The present invention relates to microelectromechanical systems (MEMS) tunable capacitors, switches and filter devices.
MEMS-based RF components are leading candidates for cellular front-end modules that need to support an increasing number of frequency bands and communication standards. Currently, most of the high-Q bandpass filters used in cellular modules are realized using off-chip, acoustic-resonant components, such as SAW devices. While SAW filters offer very low insertion loss (IL) and high quality factor (Q), they cannot be tuned, and therefore many transmit and receive SAW filters are needed to cover multiple frequency bands. Also, off-chip components must interface with integrated electronics at the board level, which introduces additional loss and creates a bottleneck to miniaturization of these modules.
Integrated single chip solutions to cellular modules are therefore desirable. Tunable MEMS LC filters can be prime candidates for multi-band cellular application if they meet the desired band specification in terms of insertion loss, out of band rejection, and Q. To increase the Q of an LC filter while maintaining low insertion loss, high Q tunable one-port and two-port (isolated) capacitors and inductors are needed. To date, lumped-element filters have failed to show tunable integrated solutions with low insertion loss in the UHF range (300 MHz-3 GHz) due to the fact that the loaded quality factors (Q) of on-chip inductors and capacitors (fixed and/or tunable) have not been adequately high. The required component Q to achieve small-bandwidth UHF filters with low insertion loss is greater than 100.
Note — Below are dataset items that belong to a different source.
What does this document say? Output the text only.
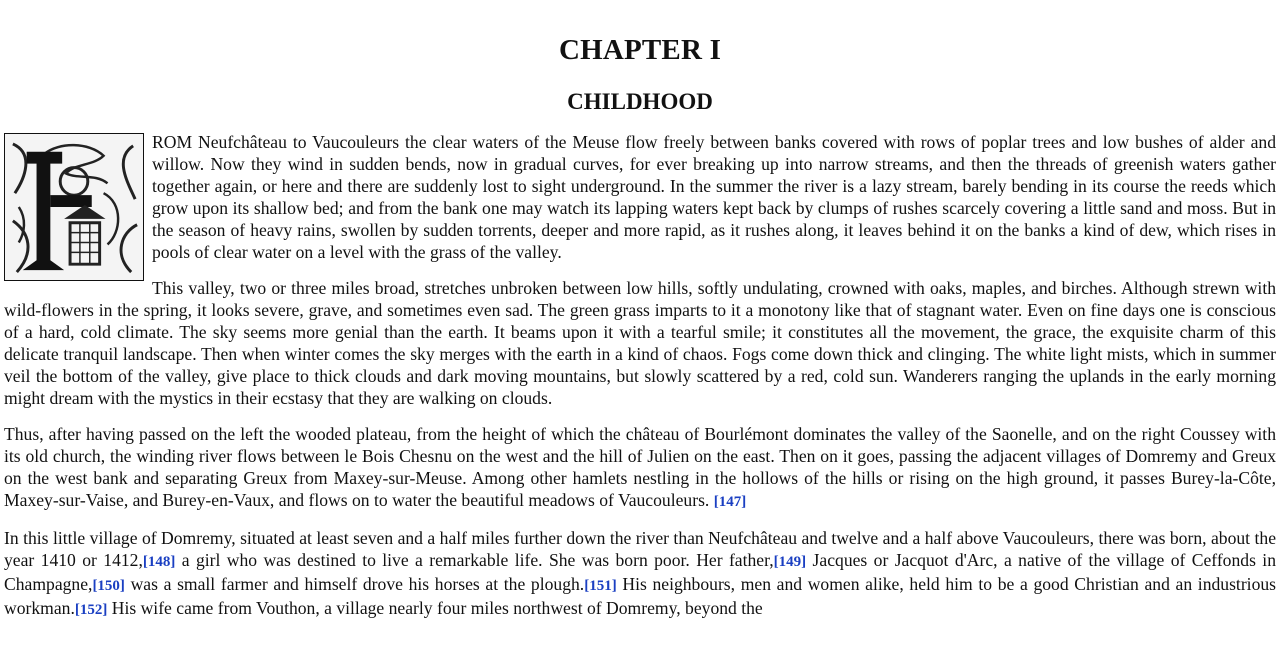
CHAPTER I
CHILDHOOD

ROM Neufchâteau to Vaucouleurs the clear waters of the Meuse flow freely between banks covered with rows of poplar trees and low bushes of alder and willow. Now they wind in sudden bends, now in gradual curves, for ever breaking up into narrow streams, and then the threads of greenish waters gather together again, or here and there are suddenly lost to sight underground. In the summer the river is a lazy stream, barely bending in its course the reeds which grow upon its shallow bed; and from the bank one may watch its lapping waters kept back by clumps of rushes scarcely covering a little sand and moss. But in the season of heavy rains, swollen by sudden torrents, deeper and more rapid, as it rushes along, it leaves behind it on the banks a kind of dew, which rises in pools of clear water on a level with the grass of the valley.

This valley, two or three miles broad, stretches unbroken between low hills, softly undulating, crowned with oaks, maples, and birches. Although strewn with wild-flowers in the spring, it looks severe, grave, and sometimes even sad. The green grass imparts to it a monotony like that of stagnant water. Even on fine days one is conscious of a hard, cold climate. The sky seems more genial than the earth. It beams upon it with a tearful smile; it constitutes all the movement, the grace, the exquisite charm of this delicate tranquil landscape. Then when winter comes the sky merges with the earth in a kind of chaos. Fogs come down thick and clinging. The white light mists, which in summer veil the bottom of the valley, give place to thick clouds and dark moving mountains, but slowly scattered by a red, cold sun. Wanderers ranging the uplands in the early morning might dream with the mystics in their ecstasy that they are walking on clouds.

Thus, after having passed on the left the wooded plateau, from the height of which the château of Bourlémont dominates the valley of the Saonelle, and on the right Coussey with its old church, the winding river flows between le Bois Chesnu on the west and the hill of Julien on the east. Then on it goes, passing the adjacent villages of Domremy and Greux on the west bank and separating Greux from Maxey-sur-Meuse. Among other hamlets nestling in the hollows of the hills or rising on the high ground, it passes Burey-la-Côte, Maxey-sur-Vaise, and Burey-en-Vaux, and flows on to water the beautiful meadows of Vaucouleurs. [147]

In this little village of Domremy, situated at least seven and a half miles further down the river than Neufchâteau and twelve and a half above Vaucouleurs, there was born, about the year 1410 or 1412,[148] a girl who was destined to live a remarkable life. She was born poor. Her father,[149] Jacques or Jacquot d'Arc, a native of the village of Ceffonds in Champagne,[150] was a small farmer and himself drove his horses at the plough.[151] His neighbours, men and women alike, held him to be a good Christian and an industrious workman.[152] His wife came from Vouthon, a village nearly four miles northwest of Domremy, beyond the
Although distributed filters have been shown at frequencies >5 GHz [S. Park, K. Y. Lee, and G. M. Rebeiz, “Low-loss 5.15-5.70-GHz RF MEMS switchable filter for wireless LAN applications,” IEEE Transaction of Microwave Theory and Technique, vol. 54, no. 11, pp. 3931-3939, November 2006], the size of such filters in the UHF range would be much larger (>10x) than the alternative lumped element filters. Also, the majority of reported tunable filters use an array of switched capacitors or other discrete tuning methods [see, G. K. Fedder and T. Mukherjee, “Tunable RF and analog circuits using on-chip MEMS passive components,” IEEE International Solid-State Circuits Conference (ISSCC '05), San Francisco, Calif., pp. 390-391, February 2005] to achieve frequency tuning. Continuous tuning, on the other hand, offers the additional benefit of adjusting the frequency response to account for any fabrication inaccuracies.
Thus, there is a need for improved tunable passives and filter devices for use in RF integrated circuits. To overcome the shortcoming of the prior art passives and LC filters, an improved design and micro-fabrication method for tunable and fixed inductors and tunable capacitors is necessary.